Two from Slate: William Saletan talks about talking about race. And at The Root, Jenee Desmond-Harris advises a guy who’s racist but doesn’t want to be.

The second piece reminded me of this post by my friend Carpetbagger. Powerful stuff going on here. If you tune back into some Pittsburgh blogs on Thursday, there are going to be a number of posts about thoughts regarding the Zimmerman case. (I’ll just link back to yesterday’s post, maybe with a little more.)

Mocha Momma (aka Kelly Wickham) has been pushing people — especially white women bloggers — to listen first and then to speak up. I’m new to her blog, but she’s been making me think, and think hard, about how to have these conversations, how not to, in her (admittedly paraphrased because I can’t find the quote) words, be the white friend that others can talk to about their racism.

And this post, by a writer I’d not encountered before, which gave me chills and held me spellbound until the end. This quote pretty much sums up what I was trying to get at the other day:

Listen, my open-minded, concerned, and sensitive white friends: I know I’m not telling you anything you haven’t considered before, but misogyny runs deep. Racism and white privilege run deep. We are socialized from birth on the ways of the world: we live years, decades, before we come to and start the lifelong work of change. We’ve got work to do, and it’s going to take all our lives, because it is part of our lives. It’s in us, this coded language, these world views, this privilege. We are it. Our work will never be done.

I don’t know about Kate (the writer at this blog), but I know for me, part of this work is teaching the children, especially my children, well.

I may not remember every word my parents said to me. But the way they raised me to believe in equality, mercy, justice, and love wasn’t in their words. It was in the way they acted. It was in the words they never said — N-word (I tried to type it, I did type it, but I couldn’t let it stand, I just couldn’t), faggot, bitch, asshole.
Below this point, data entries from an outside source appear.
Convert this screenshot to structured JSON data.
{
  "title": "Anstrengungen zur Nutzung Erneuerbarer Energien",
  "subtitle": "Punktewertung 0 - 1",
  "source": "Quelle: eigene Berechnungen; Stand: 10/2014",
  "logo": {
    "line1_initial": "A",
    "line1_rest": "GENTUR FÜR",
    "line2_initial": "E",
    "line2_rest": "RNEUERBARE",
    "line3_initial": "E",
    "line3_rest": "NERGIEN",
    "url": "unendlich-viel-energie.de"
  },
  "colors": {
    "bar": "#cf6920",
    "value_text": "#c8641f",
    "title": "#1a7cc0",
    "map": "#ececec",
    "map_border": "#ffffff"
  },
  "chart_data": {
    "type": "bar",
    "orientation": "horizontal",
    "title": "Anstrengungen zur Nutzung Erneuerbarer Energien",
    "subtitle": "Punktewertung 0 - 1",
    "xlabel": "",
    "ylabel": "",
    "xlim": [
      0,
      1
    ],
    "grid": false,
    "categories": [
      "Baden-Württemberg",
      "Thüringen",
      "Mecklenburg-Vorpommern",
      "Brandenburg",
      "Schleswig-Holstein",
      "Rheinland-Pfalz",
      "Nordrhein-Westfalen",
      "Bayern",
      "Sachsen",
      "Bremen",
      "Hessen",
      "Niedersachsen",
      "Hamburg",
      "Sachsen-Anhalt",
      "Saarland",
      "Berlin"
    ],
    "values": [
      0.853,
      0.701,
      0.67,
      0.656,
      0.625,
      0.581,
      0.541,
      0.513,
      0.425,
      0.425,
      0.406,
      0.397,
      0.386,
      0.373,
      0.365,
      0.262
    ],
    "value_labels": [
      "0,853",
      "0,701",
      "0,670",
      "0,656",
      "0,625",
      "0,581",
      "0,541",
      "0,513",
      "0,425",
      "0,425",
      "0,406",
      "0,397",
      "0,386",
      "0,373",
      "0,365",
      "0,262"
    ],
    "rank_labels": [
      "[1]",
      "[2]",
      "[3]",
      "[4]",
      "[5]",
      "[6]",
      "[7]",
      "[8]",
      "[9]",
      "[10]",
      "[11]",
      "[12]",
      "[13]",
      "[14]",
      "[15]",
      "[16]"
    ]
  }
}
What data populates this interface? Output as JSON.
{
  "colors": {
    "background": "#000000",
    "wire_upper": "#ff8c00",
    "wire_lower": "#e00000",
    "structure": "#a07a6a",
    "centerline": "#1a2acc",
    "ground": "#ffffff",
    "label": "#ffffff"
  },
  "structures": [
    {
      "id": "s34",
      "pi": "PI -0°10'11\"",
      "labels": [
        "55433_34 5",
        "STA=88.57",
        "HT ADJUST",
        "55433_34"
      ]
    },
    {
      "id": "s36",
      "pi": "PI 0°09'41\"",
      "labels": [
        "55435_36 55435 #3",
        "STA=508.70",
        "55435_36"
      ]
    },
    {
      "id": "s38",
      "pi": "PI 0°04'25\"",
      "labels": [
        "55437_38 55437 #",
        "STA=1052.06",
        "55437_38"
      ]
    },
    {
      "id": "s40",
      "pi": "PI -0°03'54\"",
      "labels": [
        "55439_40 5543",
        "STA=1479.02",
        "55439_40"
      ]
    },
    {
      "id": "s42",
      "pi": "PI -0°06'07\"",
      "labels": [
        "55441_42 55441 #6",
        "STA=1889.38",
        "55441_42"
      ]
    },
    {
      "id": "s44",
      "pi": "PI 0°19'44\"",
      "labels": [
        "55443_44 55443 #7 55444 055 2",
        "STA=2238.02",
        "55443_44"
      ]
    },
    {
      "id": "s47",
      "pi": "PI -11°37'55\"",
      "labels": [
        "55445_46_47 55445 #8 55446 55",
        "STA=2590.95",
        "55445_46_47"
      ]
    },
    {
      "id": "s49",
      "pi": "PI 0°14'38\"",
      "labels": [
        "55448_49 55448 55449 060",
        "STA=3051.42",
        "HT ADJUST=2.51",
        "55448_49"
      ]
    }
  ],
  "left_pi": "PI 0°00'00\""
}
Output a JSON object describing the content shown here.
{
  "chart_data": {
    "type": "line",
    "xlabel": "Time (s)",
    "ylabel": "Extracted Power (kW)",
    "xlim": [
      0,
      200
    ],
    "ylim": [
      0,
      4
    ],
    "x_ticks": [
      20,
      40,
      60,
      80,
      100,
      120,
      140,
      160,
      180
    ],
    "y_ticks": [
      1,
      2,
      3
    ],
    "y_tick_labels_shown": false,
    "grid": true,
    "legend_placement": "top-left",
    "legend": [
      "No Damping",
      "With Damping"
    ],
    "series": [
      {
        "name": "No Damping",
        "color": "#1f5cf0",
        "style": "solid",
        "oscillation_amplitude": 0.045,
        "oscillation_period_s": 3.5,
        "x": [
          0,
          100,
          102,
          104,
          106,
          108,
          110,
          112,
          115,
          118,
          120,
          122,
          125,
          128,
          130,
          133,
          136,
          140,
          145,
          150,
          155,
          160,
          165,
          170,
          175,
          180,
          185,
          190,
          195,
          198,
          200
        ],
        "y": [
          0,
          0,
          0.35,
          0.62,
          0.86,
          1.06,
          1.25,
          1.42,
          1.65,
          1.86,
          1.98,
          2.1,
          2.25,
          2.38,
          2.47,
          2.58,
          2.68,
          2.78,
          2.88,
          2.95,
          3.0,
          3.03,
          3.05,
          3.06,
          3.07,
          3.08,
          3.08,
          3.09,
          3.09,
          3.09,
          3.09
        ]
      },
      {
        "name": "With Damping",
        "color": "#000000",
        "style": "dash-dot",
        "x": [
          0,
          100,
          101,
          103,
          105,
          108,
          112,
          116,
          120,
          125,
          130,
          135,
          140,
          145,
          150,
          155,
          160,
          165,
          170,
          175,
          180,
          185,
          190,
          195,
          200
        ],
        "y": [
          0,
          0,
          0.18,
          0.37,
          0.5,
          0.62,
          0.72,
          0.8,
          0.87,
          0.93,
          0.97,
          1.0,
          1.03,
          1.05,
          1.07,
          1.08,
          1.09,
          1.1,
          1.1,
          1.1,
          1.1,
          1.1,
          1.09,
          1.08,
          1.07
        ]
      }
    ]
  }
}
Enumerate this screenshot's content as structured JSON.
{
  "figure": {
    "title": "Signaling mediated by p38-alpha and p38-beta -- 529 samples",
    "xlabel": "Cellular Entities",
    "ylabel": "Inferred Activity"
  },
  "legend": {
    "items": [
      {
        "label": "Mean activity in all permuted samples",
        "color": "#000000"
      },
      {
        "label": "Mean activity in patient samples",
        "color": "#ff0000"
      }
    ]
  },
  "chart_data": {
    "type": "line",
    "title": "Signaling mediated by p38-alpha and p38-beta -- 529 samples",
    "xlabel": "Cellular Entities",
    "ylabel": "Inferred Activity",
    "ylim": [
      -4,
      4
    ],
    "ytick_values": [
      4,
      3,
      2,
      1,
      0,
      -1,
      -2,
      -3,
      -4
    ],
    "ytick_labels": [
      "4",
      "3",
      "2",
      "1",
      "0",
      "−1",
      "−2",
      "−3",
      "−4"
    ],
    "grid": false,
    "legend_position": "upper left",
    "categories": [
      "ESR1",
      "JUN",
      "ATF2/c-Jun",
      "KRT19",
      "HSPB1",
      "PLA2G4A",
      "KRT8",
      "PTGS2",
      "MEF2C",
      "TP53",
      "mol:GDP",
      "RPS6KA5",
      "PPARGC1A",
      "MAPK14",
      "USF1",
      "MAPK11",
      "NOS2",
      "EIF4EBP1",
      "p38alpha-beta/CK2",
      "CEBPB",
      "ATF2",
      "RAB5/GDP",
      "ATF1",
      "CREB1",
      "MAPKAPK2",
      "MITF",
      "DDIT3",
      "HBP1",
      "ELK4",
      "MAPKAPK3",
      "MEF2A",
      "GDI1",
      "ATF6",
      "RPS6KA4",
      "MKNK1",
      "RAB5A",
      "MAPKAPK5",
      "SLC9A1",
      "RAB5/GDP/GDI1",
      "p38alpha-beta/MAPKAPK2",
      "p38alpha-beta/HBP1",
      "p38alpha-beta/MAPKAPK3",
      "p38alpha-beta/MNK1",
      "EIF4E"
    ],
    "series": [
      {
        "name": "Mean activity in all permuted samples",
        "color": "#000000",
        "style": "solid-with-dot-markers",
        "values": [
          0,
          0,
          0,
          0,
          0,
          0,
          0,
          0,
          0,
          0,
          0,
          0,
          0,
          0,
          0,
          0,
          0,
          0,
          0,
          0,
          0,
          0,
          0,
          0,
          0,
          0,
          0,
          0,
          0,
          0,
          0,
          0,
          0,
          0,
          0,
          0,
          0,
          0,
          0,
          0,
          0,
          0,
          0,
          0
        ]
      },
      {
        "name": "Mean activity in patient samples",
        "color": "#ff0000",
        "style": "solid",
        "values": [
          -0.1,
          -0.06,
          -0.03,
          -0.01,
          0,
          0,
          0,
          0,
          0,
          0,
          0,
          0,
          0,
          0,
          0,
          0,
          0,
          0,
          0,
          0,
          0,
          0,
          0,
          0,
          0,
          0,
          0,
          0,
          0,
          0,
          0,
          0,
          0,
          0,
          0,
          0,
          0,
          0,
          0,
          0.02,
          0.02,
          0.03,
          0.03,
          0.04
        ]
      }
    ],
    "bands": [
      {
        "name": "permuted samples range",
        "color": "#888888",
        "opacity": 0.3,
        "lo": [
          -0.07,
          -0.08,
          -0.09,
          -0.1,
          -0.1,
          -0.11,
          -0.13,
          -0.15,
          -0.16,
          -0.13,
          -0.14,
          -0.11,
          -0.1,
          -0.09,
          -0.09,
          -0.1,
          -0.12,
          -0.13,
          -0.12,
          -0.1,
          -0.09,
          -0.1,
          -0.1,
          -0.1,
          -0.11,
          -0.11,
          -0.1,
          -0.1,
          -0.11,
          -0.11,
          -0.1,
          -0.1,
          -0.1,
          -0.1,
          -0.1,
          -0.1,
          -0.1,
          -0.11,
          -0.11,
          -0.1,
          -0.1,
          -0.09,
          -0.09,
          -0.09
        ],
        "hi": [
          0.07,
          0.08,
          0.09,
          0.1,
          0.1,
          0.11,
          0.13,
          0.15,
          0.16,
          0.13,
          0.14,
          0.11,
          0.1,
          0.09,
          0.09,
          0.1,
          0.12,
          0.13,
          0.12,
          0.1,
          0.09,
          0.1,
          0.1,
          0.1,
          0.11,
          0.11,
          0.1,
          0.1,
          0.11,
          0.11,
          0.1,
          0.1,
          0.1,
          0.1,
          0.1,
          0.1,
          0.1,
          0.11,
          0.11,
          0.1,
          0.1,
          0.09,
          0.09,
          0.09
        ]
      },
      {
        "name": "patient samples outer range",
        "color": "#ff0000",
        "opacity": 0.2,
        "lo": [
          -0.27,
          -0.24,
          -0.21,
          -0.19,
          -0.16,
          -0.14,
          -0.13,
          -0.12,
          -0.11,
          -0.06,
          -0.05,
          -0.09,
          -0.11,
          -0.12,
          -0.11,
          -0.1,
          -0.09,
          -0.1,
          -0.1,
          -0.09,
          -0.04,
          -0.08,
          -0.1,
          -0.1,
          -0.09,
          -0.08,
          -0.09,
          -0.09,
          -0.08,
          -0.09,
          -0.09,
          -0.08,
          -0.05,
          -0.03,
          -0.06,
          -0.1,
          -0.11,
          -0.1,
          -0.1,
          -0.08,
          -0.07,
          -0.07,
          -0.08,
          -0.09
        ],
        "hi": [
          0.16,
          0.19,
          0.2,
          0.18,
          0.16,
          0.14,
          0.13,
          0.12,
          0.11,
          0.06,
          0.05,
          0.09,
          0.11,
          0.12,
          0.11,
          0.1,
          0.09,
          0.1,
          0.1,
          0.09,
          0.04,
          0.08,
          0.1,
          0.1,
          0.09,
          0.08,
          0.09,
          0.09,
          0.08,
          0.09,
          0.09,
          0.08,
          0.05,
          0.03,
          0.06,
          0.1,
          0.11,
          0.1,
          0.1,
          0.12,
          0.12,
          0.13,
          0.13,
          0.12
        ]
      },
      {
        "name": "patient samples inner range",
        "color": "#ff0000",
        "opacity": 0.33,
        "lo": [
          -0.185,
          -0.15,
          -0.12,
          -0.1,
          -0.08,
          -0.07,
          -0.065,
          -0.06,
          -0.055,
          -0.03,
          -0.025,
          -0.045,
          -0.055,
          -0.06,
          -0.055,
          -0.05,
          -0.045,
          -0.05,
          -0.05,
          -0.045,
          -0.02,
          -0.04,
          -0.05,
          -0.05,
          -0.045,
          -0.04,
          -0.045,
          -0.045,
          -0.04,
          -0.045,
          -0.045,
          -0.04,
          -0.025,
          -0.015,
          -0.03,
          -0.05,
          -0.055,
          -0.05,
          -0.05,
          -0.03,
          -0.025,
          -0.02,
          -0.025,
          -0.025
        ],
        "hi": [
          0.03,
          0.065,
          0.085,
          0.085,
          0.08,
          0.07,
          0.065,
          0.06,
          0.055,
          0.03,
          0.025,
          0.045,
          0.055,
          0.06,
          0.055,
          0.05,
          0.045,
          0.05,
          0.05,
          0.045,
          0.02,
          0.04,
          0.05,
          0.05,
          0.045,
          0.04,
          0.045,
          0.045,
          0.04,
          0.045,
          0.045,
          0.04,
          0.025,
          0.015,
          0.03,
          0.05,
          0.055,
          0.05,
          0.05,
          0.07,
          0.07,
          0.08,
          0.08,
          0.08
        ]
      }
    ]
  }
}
Short of having a penis, I am in the almost the most privileged class of people in the United States (we are not the super-rich). I am white, straight, college educated, pretty solidly middle-class, married, with children. With luck and hard work, we’ll be able to stay middle class. We’ll be able to raise our children to be open-minded responsible citizens, hard workers, and loving adults. With luck, and hard work, and honesty, I’ll be able to teach my white kids about equality, maybe with words, but most definitely with action.